We like our fruit lady very much.  The fruit lady is our last stop each week at market. We usually buy several apples, plus some of whatever is looking best that week.  She always greets us with a very big smile and very warm welcome. She says we are her besssssst friend, and usually plunks an extra orange or banana into our bag (and is sure to look at us with a great big grin after the show of appreciation).  On weeks when we have a lot to carry we leave it at her booth while we do our rounds at the market. Once she was wearing shimmering purple eye shadow (women rarely wear make-up where we are) and I told that it looked nice. She was so happy she told me to come back behind her stand and dug through her purse so she could show me the little case of eye-shadows that she had. Then she wanted to put some of the purple on me right then and there. After tactfully dodging the situation (and I mean dodge nearly literally) Andy and I had a good laugh imagining what a scene I would be arriving back to Boabeng with shimmering purple smudged up to my eyebrows to accompany the beads of sweat rolling down my face, red-brown in colour from the road dust.


The Vegetable Lady

The fruit lady is a nice lady, with a nice smile, always polite, always friendly and always happy to see us. We like her for these things of course, but perhaps equally we like her for the goods she has available. She carries potatoes, carrots, lettuce, green peppers, green beans, and cucumbers– all ingredients that, although existent, are hard to find elsewhere in the market.  Like the fruit lady, she usually holds an extra pepper or extra carrot up and then plunks it into our bag, always sure to show us how much she appreciates our business.


The Tomato Sisters

The sisters are two young girls, say 15 years old, from whom we buy ocra, tomatoes, garden eggs and hot peppers. They leap up, holler down the aisle and wave eagerly at us when they see us coming. Then they advertise the produce of this week with utmost aggression, competing comically and furiously by stepping on each other’s toes (literally), telling us not to listen to the other, and pushing the other out of the way. We always do our best to be sure that we buy and equal amount from each one. Once we have told them what we would like to buy they do their best to try and talk us into buying their other products, advertisements busting with enthusiasm and reassuring positivity about the quality of their produce.
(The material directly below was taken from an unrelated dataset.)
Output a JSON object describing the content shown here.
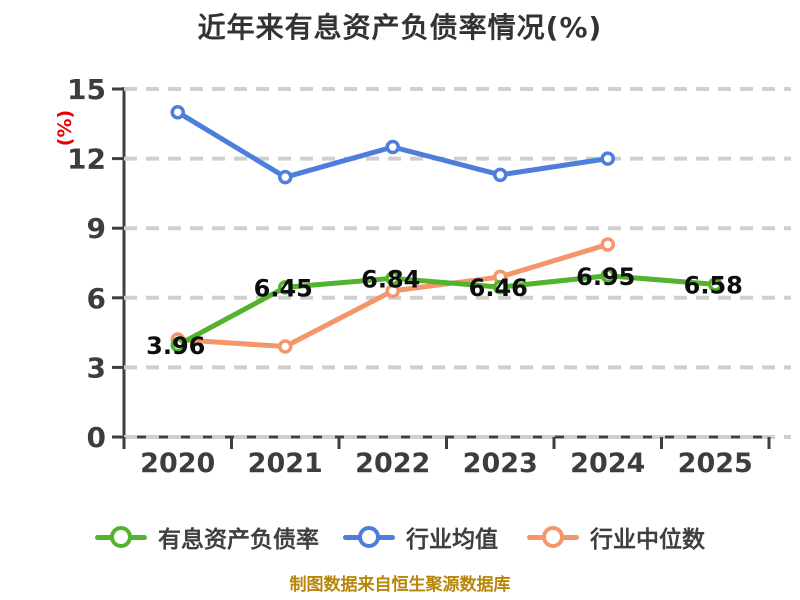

I am not sure if they are sisters or friends or if at the end of the day they are actually sharing their profits, but they are always digging into each other’s coins to find the right change for us.


The 23 ladies. 

These ladies own a provisions shop in Nkoranza. There are 3 of them, not 23. Almost every young Ghanaian woman that I have met has asked me if I am married and where is my husband. I always say yes, and that he is coming to Ghana soon.  Then they ask ‘how old are you?’, and I say 23. Turns out that these girls who own this shop are also 23, and they think this is great. Now when I arrive they say ‘hello 23!’ or ‘welcome 23!’.